Tuesday, August 19, 2008
Grilled Shrimp, Spinach and Fontina Pizza
So, we've met just about all of our neighbors, and all of them are super nice. The house directly behind us is a huge three story home that has been hacked into a three family, it's either condos or rental apartments, I'm not sure which. We've met one of the men who lives there on the first floor with his gorgeous golden retriever Max - he's a great guy and we like running into him because he's always friendly. We haven't met the man who lives on the second floor, he seems like a loner type; he doesn't say hello when he sees people, he always has his head down when he walks down the street...he just keeps to himself.
Now, the lady that lives on the third floor...boy oh boy does she think she's the cats meow. She's probably in her forties, blond, she's not fat, but I wouldn't categorize her as thin, she's really just thick in the middle, but man, does she have a huge rack.
Why do I know this?
Well, she wears the most inappropriately low cut tops everyday (to work)- and then at night she changes into impossibly short shorts and a tank top to weed the 4 square foot patch of earth in front of the house that has some flowers in it. She doesn't weed like a normal person though, she completely bends at the hips (as if her knees didn't bend) so that she's folded over, ass in air to weed the garden, and while she does this her breasts are nearly falling out of her tank top. Everyday.

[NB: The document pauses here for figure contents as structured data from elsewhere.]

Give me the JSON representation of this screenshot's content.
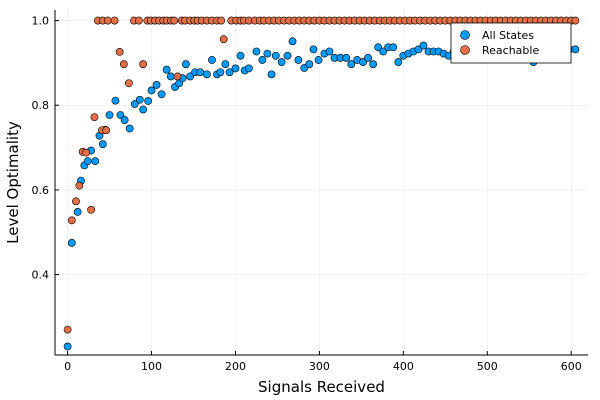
{
  "chart_data": {
    "type": "scatter",
    "title": "",
    "xlabel": "Signals Received",
    "ylabel": "Level Optimality",
    "xlim": [
      -15,
      620
    ],
    "ylim": [
      0.21,
      1.025
    ],
    "xticks": [
      0,
      100,
      200,
      300,
      400,
      500,
      600
    ],
    "yticks": [
      0.4,
      0.6,
      0.8,
      1.0
    ],
    "xtick_labels": [
      "0",
      "100",
      "200",
      "300",
      "400",
      "500",
      "600"
    ],
    "ytick_labels": [
      "0.4",
      "0.6",
      "0.8",
      "1.0"
    ],
    "grid": true,
    "legend_position": "top-right",
    "series": [
      {
        "name": "All States",
        "color": "#009AFA",
        "points": [
          [
            0,
            0.23
          ],
          [
            5,
            0.475
          ],
          [
            12,
            0.548
          ],
          [
            16,
            0.622
          ],
          [
            20,
            0.658
          ],
          [
            24,
            0.668
          ],
          [
            28,
            0.693
          ],
          [
            33,
            0.668
          ],
          [
            38,
            0.728
          ],
          [
            42,
            0.708
          ],
          [
            45,
            0.742
          ],
          [
            50,
            0.777
          ],
          [
            57,
            0.811
          ],
          [
            63,
            0.777
          ],
          [
            68,
            0.765
          ],
          [
            74,
            0.745
          ],
          [
            80,
            0.803
          ],
          [
            86,
            0.813
          ],
          [
            90,
            0.79
          ],
          [
            96,
            0.81
          ],
          [
            100,
            0.835
          ],
          [
            106,
            0.848
          ],
          [
            112,
            0.826
          ],
          [
            118,
            0.884
          ],
          [
            123,
            0.868
          ],
          [
            128,
            0.843
          ],
          [
            133,
            0.852
          ],
          [
            137,
            0.864
          ],
          [
            141,
            0.897
          ],
          [
            146,
            0.868
          ],
          [
            152,
            0.878
          ],
          [
            158,
            0.878
          ],
          [
            166,
            0.873
          ],
          [
            172,
            0.907
          ],
          [
            178,
            0.873
          ],
          [
            182,
            0.878
          ],
          [
            188,
            0.897
          ],
          [
            193,
            0.878
          ],
          [
            200,
            0.887
          ],
          [
            206,
            0.917
          ],
          [
            211,
            0.882
          ],
          [
            216,
            0.887
          ],
          [
            225,
            0.927
          ],
          [
            232,
            0.907
          ],
          [
            238,
            0.922
          ],
          [
            243,
            0.873
          ],
          [
            248,
            0.917
          ],
          [
            255,
            0.902
          ],
          [
            262,
            0.917
          ],
          [
            268,
            0.951
          ],
          [
            275,
            0.907
          ],
          [
            282,
            0.888
          ],
          [
            288,
            0.897
          ],
          [
            293,
            0.932
          ],
          [
            299,
            0.907
          ],
          [
            306,
            0.922
          ],
          [
            312,
            0.927
          ],
          [
            318,
            0.912
          ],
          [
            325,
            0.912
          ],
          [
            332,
            0.912
          ],
          [
            338,
            0.897
          ],
          [
            345,
            0.907
          ],
          [
            352,
            0.902
          ],
          [
            358,
            0.912
          ],
          [
            364,
            0.897
          ],
          [
            370,
            0.937
          ],
          [
            376,
            0.927
          ],
          [
            382,
            0.937
          ],
          [
            388,
            0.937
          ],
          [
            394,
            0.902
          ],
          [
            400,
            0.917
          ],
          [
            406,
            0.922
          ],
          [
            412,
            0.927
          ],
          [
            418,
            0.932
          ],
          [
            424,
            0.941
          ],
          [
            430,
            0.927
          ],
          [
            436,
            0.927
          ],
          [
            442,
            0.927
          ],
          [
            448,
            0.922
          ],
          [
            454,
            0.917
          ],
          [
            460,
            0.927
          ],
          [
            466,
            0.932
          ],
          [
            472,
            0.927
          ],
          [
            478,
            0.932
          ],
          [
            484,
            0.937
          ],
          [
            490,
            0.922
          ],
          [
            496,
            0.932
          ],
          [
            502,
            0.927
          ],
          [
            510,
            0.937
          ],
          [
            518,
            0.932
          ],
          [
            525,
            0.922
          ],
          [
            532,
            0.932
          ],
          [
            540,
            0.937
          ],
          [
            548,
            0.932
          ],
          [
            555,
            0.902
          ],
          [
            562,
            0.937
          ],
          [
            570,
            0.932
          ],
          [
            578,
            0.932
          ],
          [
            586,
            0.937
          ],
          [
            592,
            0.912
          ],
          [
            598,
            0.932
          ],
          [
            605,
            0.932
          ]
        ]
      },
      {
        "name": "Reachable",
        "color": "#E26F46",
        "points": [
          [
            0,
            0.27
          ],
          [
            5,
            0.528
          ],
          [
            10,
            0.573
          ],
          [
            14,
            0.61
          ],
          [
            18,
            0.69
          ],
          [
            22,
            0.688
          ],
          [
            28,
            0.553
          ],
          [
            32,
            0.772
          ],
          [
            36,
            1.0
          ],
          [
            41,
            0.741
          ],
          [
            42,
            1.0
          ],
          [
            46,
            0.741
          ],
          [
            48,
            1.0
          ],
          [
            56,
            1.0
          ],
          [
            62,
            0.926
          ],
          [
            67,
            0.897
          ],
          [
            73,
            0.852
          ],
          [
            79,
            1.0
          ],
          [
            85,
            1.0
          ],
          [
            90,
            0.897
          ],
          [
            95,
            1.0
          ],
          [
            99,
            1.0
          ],
          [
            104,
            1.0
          ],
          [
            109,
            1.0
          ],
          [
            114,
            1.0
          ],
          [
            118,
            1.0
          ],
          [
            123,
            1.0
          ],
          [
            127,
            1.0
          ],
          [
            131,
            0.868
          ],
          [
            136,
            1.0
          ],
          [
            140,
            1.0
          ],
          [
            146,
            1.0
          ],
          [
            151,
            1.0
          ],
          [
            155,
            1.0
          ],
          [
            160,
            1.0
          ],
          [
            166,
            1.0
          ],
          [
            172,
            1.0
          ],
          [
            178,
            1.0
          ],
          [
            183,
            1.0
          ],
          [
            186,
            0.956
          ],
          [
            195,
            1.0
          ],
          [
            201,
            1.0
          ],
          [
            206,
            1.0
          ],
          [
            210,
            1.0
          ],
          [
            216,
            1.0
          ],
          [
            223,
            1.0
          ],
          [
            229,
            1.0
          ],
          [
            234,
            1.0
          ],
          [
            240,
            1.0
          ],
          [
            246,
            1.0
          ],
          [
            252,
            1.0
          ],
          [
            258,
            1.0
          ],
          [
            264,
            1.0
          ],
          [
            270,
            1.0
          ],
          [
            276,
            1.0
          ],
          [
            282,
            1.0
          ],
          [
            288,
            1.0
          ],
          [
            294,
            1.0
          ],
          [
            300,
            1.0
          ],
          [
            306,
            1.0
          ],
          [
            312,
            1.0
          ],
          [
            318,
            1.0
          ],
          [
            324,
            1.0
          ],
          [
            330,
            1.0
          ],
          [
            336,
            1.0
          ],
          [
            342,
            1.0
          ],
          [
            348,
            1.0
          ],
          [
            354,
            1.0
          ],
          [
            360,
            1.0
          ],
          [
            366,
            1.0
          ],
          [
            372,
            1.0
          ],
          [
            378,
            1.0
          ],
          [
            384,
            1.0
          ],
          [
            390,
            1.0
          ],
          [
            396,
            1.0
          ],
          [
            402,
            1.0
          ],
          [
            408,
            1.0
          ],
          [
            414,
            1.0
          ],
          [
            420,
            1.0
          ],
          [
            426,
            1.0
          ],
          [
            432,
            1.0
          ],
          [
            438,
            1.0
          ],
          [
            444,
            1.0
          ],
          [
            450,
            1.0
          ],
          [
            456,
            1.0
          ],
          [
            462,
            1.0
          ],
          [
            468,
            1.0
          ],
          [
            474,
            1.0
          ],
          [
            480,
            1.0
          ],
          [
            486,
            1.0
          ],
          [
            492,
            1.0
          ],
          [
            498,
            1.0
          ],
          [
            504,
            1.0
          ],
          [
            510,
            1.0
          ],
          [
            516,
            1.0
          ],
          [
            522,
            1.0
          ],
          [
            528,
            1.0
          ],
          [
            534,
            1.0
          ],
          [
            540,
            1.0
          ],
          [
            546,
            1.0
          ],
          [
            552,
            1.0
          ],
          [
            558,
            1.0
          ],
          [
            564,
            1.0
          ],
          [
            570,
            1.0
          ],
          [
            576,
            1.0
          ],
          [
            582,
            1.0
          ],
          [
            588,
            1.0
          ],
          [
            594,
            1.0
          ],
          [
            600,
            1.0
          ],
          [
            605,
            1.0
          ]
        ]
      }
    ]
  }
}
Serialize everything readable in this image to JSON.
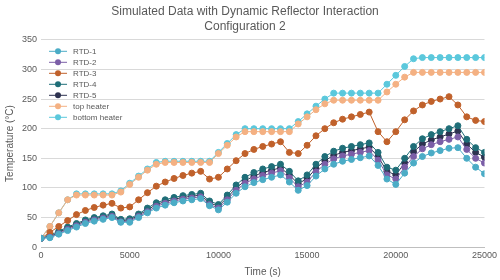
{
  "chart_data": {
    "type": "line",
    "title": "Simulated Data with Dynamic Reflector Interaction",
    "subtitle": "Configuration 2",
    "x_label": "Time (s)",
    "y_label": "Temperature (°C)",
    "xlim": [
      0,
      25000
    ],
    "xticks": [
      0,
      5000,
      10000,
      15000,
      20000,
      25000
    ],
    "ylim": [
      0,
      350
    ],
    "yticks": [
      0,
      50,
      100,
      150,
      200,
      250,
      300,
      350
    ],
    "grid": "y",
    "legend": "top-left",
    "marker": "circle",
    "line_style": "solid",
    "x": [
      0,
      500,
      1000,
      1500,
      2000,
      2500,
      3000,
      3500,
      4000,
      4500,
      5000,
      5500,
      6000,
      6500,
      7000,
      7500,
      8000,
      8500,
      9000,
      9500,
      10000,
      10500,
      11000,
      11500,
      12000,
      12500,
      13000,
      13500,
      14000,
      14500,
      15000,
      15500,
      16000,
      16500,
      17000,
      17500,
      18000,
      18500,
      19000,
      19500,
      20000,
      20500,
      21000,
      21500,
      22000,
      22500,
      23000,
      23500,
      24000,
      24500,
      25000
    ],
    "series": [
      {
        "name": "RTD-1",
        "color": "#4bacc6",
        "values": [
          15,
          16,
          22,
          28,
          34,
          40,
          44,
          47,
          50,
          42,
          42,
          50,
          58,
          66,
          71,
          75,
          78,
          80,
          82,
          70,
          63,
          76,
          91,
          102,
          109,
          114,
          118,
          122,
          110,
          96,
          104,
          120,
          132,
          140,
          145,
          148,
          151,
          154,
          138,
          115,
          106,
          125,
          142,
          153,
          159,
          163,
          167,
          168,
          150,
          135,
          124
        ]
      },
      {
        "name": "RTD-2",
        "color": "#7b5ea7",
        "values": [
          15,
          17,
          23,
          30,
          36,
          42,
          46,
          49,
          52,
          43,
          44,
          52,
          60,
          69,
          74,
          78,
          81,
          83,
          85,
          72,
          66,
          80,
          96,
          108,
          115,
          121,
          125,
          129,
          117,
          102,
          110,
          127,
          140,
          149,
          154,
          157,
          160,
          163,
          147,
          122,
          115,
          135,
          153,
          166,
          173,
          178,
          182,
          186,
          165,
          150,
          142
        ]
      },
      {
        "name": "RTD-3",
        "color": "#c0612b",
        "values": [
          15,
          25,
          35,
          45,
          55,
          62,
          67,
          71,
          74,
          66,
          68,
          80,
          92,
          103,
          110,
          116,
          121,
          125,
          128,
          115,
          118,
          132,
          146,
          158,
          165,
          170,
          174,
          178,
          160,
          158,
          172,
          188,
          200,
          210,
          216,
          220,
          224,
          228,
          195,
          178,
          195,
          215,
          230,
          240,
          246,
          250,
          254,
          240,
          220,
          214,
          212
        ]
      },
      {
        "name": "RTD-4",
        "color": "#1f6e78",
        "values": [
          15,
          20,
          27,
          34,
          40,
          46,
          50,
          53,
          56,
          47,
          48,
          56,
          66,
          75,
          80,
          84,
          87,
          89,
          91,
          78,
          72,
          88,
          105,
          118,
          126,
          132,
          136,
          140,
          128,
          112,
          122,
          140,
          153,
          162,
          167,
          170,
          173,
          176,
          160,
          135,
          130,
          150,
          170,
          183,
          190,
          195,
          200,
          205,
          182,
          168,
          160
        ]
      },
      {
        "name": "RTD-5",
        "color": "#2d3250",
        "values": [
          15,
          18,
          25,
          32,
          38,
          44,
          48,
          51,
          54,
          45,
          46,
          54,
          63,
          72,
          77,
          81,
          84,
          86,
          88,
          75,
          69,
          84,
          100,
          112,
          120,
          126,
          130,
          134,
          122,
          107,
          116,
          133,
          146,
          155,
          160,
          163,
          166,
          169,
          153,
          128,
          122,
          142,
          161,
          174,
          181,
          186,
          191,
          196,
          174,
          160,
          152
        ]
      },
      {
        "name": "top heater",
        "color": "#f4b183",
        "values": [
          15,
          35,
          58,
          80,
          88,
          88,
          88,
          88,
          88,
          93,
          106,
          118,
          130,
          140,
          143,
          143,
          143,
          143,
          143,
          143,
          158,
          172,
          186,
          195,
          195,
          195,
          195,
          195,
          195,
          208,
          220,
          232,
          242,
          248,
          248,
          248,
          248,
          248,
          248,
          262,
          275,
          287,
          295,
          295,
          295,
          295,
          295,
          295,
          295,
          295,
          295
        ]
      },
      {
        "name": "bottom heater",
        "color": "#5bc8dc",
        "values": [
          15,
          35,
          58,
          80,
          90,
          90,
          90,
          90,
          90,
          95,
          108,
          120,
          132,
          143,
          145,
          145,
          145,
          145,
          145,
          145,
          160,
          175,
          190,
          200,
          200,
          200,
          200,
          200,
          200,
          212,
          225,
          238,
          250,
          260,
          260,
          260,
          260,
          260,
          260,
          275,
          290,
          305,
          318,
          320,
          320,
          320,
          320,
          320,
          320,
          320,
          320
        ]
      }
    ]
  }
}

Well, Saturday night we decided to try our hand at the grilled pizza, so CB was spending some time in the back yard getting the grill ready (and drinking beers) and I was inside preparing the dough and spinach and shrimp, etc. It took a while for the grill to get ready and then the dough to cook, so CB had been in the back yard alone for some time. When I came outside with the tray full of pizza toppings something caught my eye and for some reason I looked up into the third floor window, where, the neighbor was standing, with just her underwear on, no top, her humongous breasts clearly visible and nearly touching the window screen. It was at this moment that I realized, this show was not intended for me, it was probably for my husband. I was literally frozen in place, and like a ventriloquist talking out of one side of my mouth, I whispered to CB, "oh my God, did you just see that?"
He missed the whole thing, and was then pissed that I didn't alert him to the "tit show in the window." Typical.
From there we just went on and had a lovely night outside...snickering a little through dinner.